A guide to the secret messages hidden in jewellery

With the festive season fast approaching, many of us are readying ourselves to tackle the challenge of giving the perfect gift. In an age where sustainability and counting your blessings is important, we’ll most likely be on the hunt for something built to last and that will inevitably be cherished. A symbolic piece of antique or vintage jewellery could be the perfect solution to this present buying dilemma.

By giving something with meaning it shows thought and care and allows you to say a little about or to the lucky recipient. Saying the right thing will certainly result in a gift that’s treasured forever! It’s doubtless that jewellery’s essential purpose is to adorn – to reflect the tastes of the wearer and the trends of the time, making a person feel beautiful and confident. However, throughout history, jewellery has also been utilised as a powerful tool of suggestion and sentiment.
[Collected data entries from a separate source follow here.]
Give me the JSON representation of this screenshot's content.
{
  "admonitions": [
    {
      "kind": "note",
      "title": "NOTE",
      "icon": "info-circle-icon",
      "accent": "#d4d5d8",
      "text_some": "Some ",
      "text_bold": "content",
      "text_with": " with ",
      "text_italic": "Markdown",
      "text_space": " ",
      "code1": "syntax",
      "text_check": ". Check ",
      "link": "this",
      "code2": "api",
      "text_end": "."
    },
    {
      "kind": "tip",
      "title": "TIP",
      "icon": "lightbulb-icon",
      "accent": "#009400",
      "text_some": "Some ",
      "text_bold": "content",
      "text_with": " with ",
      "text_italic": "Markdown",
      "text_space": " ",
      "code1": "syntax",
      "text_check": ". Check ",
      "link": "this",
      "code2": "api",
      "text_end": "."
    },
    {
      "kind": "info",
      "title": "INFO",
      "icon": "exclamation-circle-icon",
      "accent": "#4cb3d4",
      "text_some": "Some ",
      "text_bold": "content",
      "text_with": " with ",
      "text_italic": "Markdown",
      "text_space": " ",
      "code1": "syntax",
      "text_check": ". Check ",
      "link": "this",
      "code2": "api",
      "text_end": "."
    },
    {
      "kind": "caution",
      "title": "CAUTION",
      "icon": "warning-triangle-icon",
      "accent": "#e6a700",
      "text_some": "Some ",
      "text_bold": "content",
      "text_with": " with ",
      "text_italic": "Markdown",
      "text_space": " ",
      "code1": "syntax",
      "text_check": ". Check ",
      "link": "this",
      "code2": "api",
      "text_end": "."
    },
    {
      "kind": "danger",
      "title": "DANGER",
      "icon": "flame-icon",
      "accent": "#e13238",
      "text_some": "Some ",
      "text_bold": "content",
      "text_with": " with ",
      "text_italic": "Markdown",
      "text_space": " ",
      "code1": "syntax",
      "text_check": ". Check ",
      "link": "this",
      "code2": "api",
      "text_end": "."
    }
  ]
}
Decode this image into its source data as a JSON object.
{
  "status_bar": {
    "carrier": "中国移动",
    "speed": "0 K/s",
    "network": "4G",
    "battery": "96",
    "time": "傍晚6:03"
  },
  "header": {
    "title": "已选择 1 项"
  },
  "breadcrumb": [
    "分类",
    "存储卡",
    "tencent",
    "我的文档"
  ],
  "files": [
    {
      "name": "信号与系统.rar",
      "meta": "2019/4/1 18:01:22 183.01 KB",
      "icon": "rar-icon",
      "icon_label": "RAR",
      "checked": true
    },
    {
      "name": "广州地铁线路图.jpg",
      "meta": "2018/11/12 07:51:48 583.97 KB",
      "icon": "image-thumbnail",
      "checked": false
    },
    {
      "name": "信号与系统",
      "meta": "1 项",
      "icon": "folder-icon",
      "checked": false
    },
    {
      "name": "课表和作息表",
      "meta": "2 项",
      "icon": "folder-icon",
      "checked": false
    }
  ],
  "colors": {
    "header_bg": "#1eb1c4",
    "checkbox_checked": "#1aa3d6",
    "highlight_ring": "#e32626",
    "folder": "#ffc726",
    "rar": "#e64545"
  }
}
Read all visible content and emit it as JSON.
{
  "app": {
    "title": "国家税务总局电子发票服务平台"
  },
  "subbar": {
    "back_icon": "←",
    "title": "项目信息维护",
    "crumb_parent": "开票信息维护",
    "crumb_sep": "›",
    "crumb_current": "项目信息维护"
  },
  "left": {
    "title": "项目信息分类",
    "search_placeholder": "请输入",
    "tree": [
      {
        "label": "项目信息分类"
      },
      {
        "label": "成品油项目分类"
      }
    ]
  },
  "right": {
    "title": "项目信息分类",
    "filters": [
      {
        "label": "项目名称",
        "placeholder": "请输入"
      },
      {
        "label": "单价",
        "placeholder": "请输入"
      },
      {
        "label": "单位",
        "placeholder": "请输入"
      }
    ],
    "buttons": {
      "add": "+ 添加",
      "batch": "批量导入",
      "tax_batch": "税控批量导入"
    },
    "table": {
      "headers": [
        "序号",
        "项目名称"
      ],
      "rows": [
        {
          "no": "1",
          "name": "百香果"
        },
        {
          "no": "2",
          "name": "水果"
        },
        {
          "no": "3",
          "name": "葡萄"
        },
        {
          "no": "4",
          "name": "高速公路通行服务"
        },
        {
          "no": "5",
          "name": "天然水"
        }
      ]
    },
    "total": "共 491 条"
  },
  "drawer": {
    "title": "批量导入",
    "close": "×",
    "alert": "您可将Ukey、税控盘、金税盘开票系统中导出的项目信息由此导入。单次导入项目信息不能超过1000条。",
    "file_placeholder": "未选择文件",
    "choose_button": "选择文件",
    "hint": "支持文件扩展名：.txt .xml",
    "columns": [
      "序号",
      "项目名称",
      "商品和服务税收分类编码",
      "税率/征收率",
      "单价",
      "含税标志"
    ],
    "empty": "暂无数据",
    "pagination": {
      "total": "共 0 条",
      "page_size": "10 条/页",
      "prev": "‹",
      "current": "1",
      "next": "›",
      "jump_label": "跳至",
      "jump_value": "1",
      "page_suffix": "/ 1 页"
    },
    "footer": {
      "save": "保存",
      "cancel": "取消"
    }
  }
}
Motifs, colours and materials aren’t just chosen for their aesthetic properties, but for the messages they convey. So what are the hidden meanings behind pieces that can be bought from antiques and vintage dealers today?

A great deal of the symbolism we find within jewellery design comes to us courtesy of the natural world and one of the most popular creatures utilised to convey meaning is the snake. The favouring of serpents dates back to early civilisations with the Aztecs viewing them as representations of knowledge and protection and the Ancient Greeks seeing them as symbols of regeneration, due to their ability to shed skin. In the Victorian period, a coiled snake came to symbolise eternal love. This was largely due to Prince Albert giving a ring depicting a continuous snake with an emerald set head to Queen Victoria on the occasion of their betrothal.

Victoria was ever the trendsetter and this dazzling serpent statement saw the popularity of snake jewellery across Europe during the 1800s increase ten-fold. Unsurprisingly, the fashion for serpents did not cease with the end of the 19th century. A perfect Christmas gift choice could be a celluloid snake wrap bangle as worn in the 1920s by every stylish flapper girl – so evocative of the Art Deco era.

Other symbolic creatures in jewellery design include bees and beetles. Bees have been used to suggest busy workers and beetles in both Ancient Egyptian and Egyptian Revival jewellery symbolise endurance of the soul.

Mythological animals in the jewellery of other cultures have also been used as tokens of suggestion. In Far Eastern design, dragons symbolise strength and prosperity, whilst Foo or Lion Dogs are protectors of the truth.

Specimens from the plant world have been widely used to carry messages in jewellery too. Returning to the Victorians, they attributed meaning to so many forms of flora. This was particularly thanks to the 1856 publication of Mrs. A. Burke’s Illustrated Language of Flowers. It contained 700 meanings for a variety of plants and was small enough to fit inside a reticule, meaning it could be carried everywhere for reference. Lilies-of-the-Valley represented a fond return of love, Forget-Me-Nots suggested remembrance, Ferns implied sincerity, Oak conveyed strength, Ivy meant fidelity and Buttercups were indicators of happiness.